O Jornal Nacional (2017) realizou neste ano, no mês de abril, uma série de reportagens que mostra os caminhos para a adoção no Brasil, “um processo de construção da família a partir do amor; uma jornada que precisa de paciência e apoio”.

O Cadastro Nacional de Adoção (CNA), do Conselho Nacional de Justiça (BRASIL), tem cerca de 7.200 crianças cadastradas para adoção no país, seus pais biológicos perderam definitivamente o poder familiar, paralelo a esse número de crianças que se encontram a espera de uma família, existe uma fila bem maior esperando por um filho, esse é um caminho que exige muita paciência, como mostrou a edição da reportagem. Esta afirmou que o Brasil tem mais interessados em adotar do que crianças e adolescentes disponíveis para adoção. A média no cadastro nacional é de cinco pretendentes para cada criança disponível para adoção e, mesmo assim, muitas passam a vida nos abrigos. É que elas nem sempre se encaixam nos desejos dos adotantes, Veja-se no mapa, Jornal Nacional (2017).

Resta evidente, com todo o exposto, que o processo de adoção no Brasil, apesar de já ter evoluído muito, em toda a sua trajetória, carece de muita evolução a fim de que seja atendida a sua real necessidade, qual seja atender com primazia os interesses da criança e do adolescente, nesse sentido, no que concerne à possibilidade de ter uma família, que garanta a esse ser em desenvolvimento, sobretudo, um desenvolvimento sadio, livre de abandonos que lhe causem prejuízos irreparáveis.

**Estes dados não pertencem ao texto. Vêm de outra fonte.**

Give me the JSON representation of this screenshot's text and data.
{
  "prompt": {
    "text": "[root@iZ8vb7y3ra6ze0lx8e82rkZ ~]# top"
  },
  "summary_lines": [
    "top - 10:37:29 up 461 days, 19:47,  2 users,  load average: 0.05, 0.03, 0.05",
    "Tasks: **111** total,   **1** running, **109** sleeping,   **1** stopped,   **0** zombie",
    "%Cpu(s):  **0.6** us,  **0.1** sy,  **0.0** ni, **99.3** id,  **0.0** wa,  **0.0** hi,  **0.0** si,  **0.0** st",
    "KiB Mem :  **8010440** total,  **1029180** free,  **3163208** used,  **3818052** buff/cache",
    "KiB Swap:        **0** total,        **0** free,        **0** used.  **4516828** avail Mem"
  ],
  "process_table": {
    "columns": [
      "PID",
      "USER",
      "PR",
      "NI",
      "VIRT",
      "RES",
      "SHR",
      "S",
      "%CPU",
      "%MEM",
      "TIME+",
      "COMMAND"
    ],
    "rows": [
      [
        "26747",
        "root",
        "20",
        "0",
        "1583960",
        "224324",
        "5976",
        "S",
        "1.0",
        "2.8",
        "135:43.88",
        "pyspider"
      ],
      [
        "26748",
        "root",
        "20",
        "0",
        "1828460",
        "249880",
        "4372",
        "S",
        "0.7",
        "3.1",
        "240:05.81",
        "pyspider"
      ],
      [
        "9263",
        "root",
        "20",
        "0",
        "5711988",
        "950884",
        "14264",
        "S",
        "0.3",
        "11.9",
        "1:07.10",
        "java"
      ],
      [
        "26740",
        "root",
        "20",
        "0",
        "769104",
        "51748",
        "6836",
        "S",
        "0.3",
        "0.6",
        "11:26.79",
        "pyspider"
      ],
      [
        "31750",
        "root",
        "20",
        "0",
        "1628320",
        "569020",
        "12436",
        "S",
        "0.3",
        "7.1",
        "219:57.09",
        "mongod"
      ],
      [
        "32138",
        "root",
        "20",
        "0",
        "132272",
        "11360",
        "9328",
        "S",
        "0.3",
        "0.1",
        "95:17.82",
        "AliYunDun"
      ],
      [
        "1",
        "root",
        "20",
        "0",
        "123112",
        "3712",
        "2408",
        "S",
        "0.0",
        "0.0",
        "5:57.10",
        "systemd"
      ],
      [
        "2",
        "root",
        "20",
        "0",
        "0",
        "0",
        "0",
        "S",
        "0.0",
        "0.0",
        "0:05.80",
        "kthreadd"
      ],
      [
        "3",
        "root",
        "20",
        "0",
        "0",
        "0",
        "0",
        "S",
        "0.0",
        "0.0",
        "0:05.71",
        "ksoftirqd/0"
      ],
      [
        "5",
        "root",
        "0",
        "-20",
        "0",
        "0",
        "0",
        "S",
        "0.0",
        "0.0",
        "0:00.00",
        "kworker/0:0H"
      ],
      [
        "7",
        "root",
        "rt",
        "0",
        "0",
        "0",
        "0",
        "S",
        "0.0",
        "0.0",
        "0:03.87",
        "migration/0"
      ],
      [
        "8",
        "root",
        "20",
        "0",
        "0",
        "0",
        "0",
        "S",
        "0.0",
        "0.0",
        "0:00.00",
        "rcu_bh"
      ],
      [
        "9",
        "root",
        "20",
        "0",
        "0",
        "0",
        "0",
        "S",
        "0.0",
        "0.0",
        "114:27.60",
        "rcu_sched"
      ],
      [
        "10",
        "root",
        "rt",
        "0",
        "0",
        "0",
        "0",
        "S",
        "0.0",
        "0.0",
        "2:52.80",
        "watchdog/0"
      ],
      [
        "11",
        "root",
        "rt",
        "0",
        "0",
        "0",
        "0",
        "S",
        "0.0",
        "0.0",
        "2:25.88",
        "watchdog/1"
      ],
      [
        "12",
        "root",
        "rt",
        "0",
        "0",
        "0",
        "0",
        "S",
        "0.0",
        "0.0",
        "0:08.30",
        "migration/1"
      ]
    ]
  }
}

Com base nos estudos realizados até então, têm-se claro que com a introdução da Lei 12.010/09, adveio com o objetivo de aprimorar o instituto da adoção, previsto no Estatuto da Criança e do Adolescente, o que de fato aconteceu, todavia tal procedimento ainda necessita de muitas melhorias no que tange a celeridade e eficácia, visando sempre atender ao melhorar interesse da criança e do adolescente, qual seja nesse sentido o de ser acolhido por uma nova família, que venha lhe assegurar a segurança e o amor necessário para o seu sadio desenvolvimento.

Desta feita passa-se a analisar alguns dos entraves do instituto, sendo um deles a burocracia. Segundo Coimbra (2012), visando atender ao melhor interesse da criança, o legislador preocupou-se em criar uma série de requisitos e formalidades, para que a adoção de fato se concretizasse, desde a fase de habilitação, até a fase de instrução do processo adotivo.

Ocorre que tais entraves burocráticos por vezes acabam por emperrar o procedimento e ao invés de agilizar a possibilidade de a criança poder estar convivendo com uma nova família, de acordo com a legislação vigente retardam tal possibilidade, o que ocasiona um maior tempo para as crianças e adolescentes permanecerem institucionalizadas, esperando para serem adotadas.

Neste sentido é o entendimento de Maria Berenice Dias (2009), a habilitação à adoção transformou-se em um processo a parte (ECA 197-A), inclusive com petição inicial que deve ser acompanhada de uma série de documentos, entre eles: comprovante de renda e de domicílio; atestado de sanidade física e mental; certidão de antecedentes criminais; e negativa de distribuição cível.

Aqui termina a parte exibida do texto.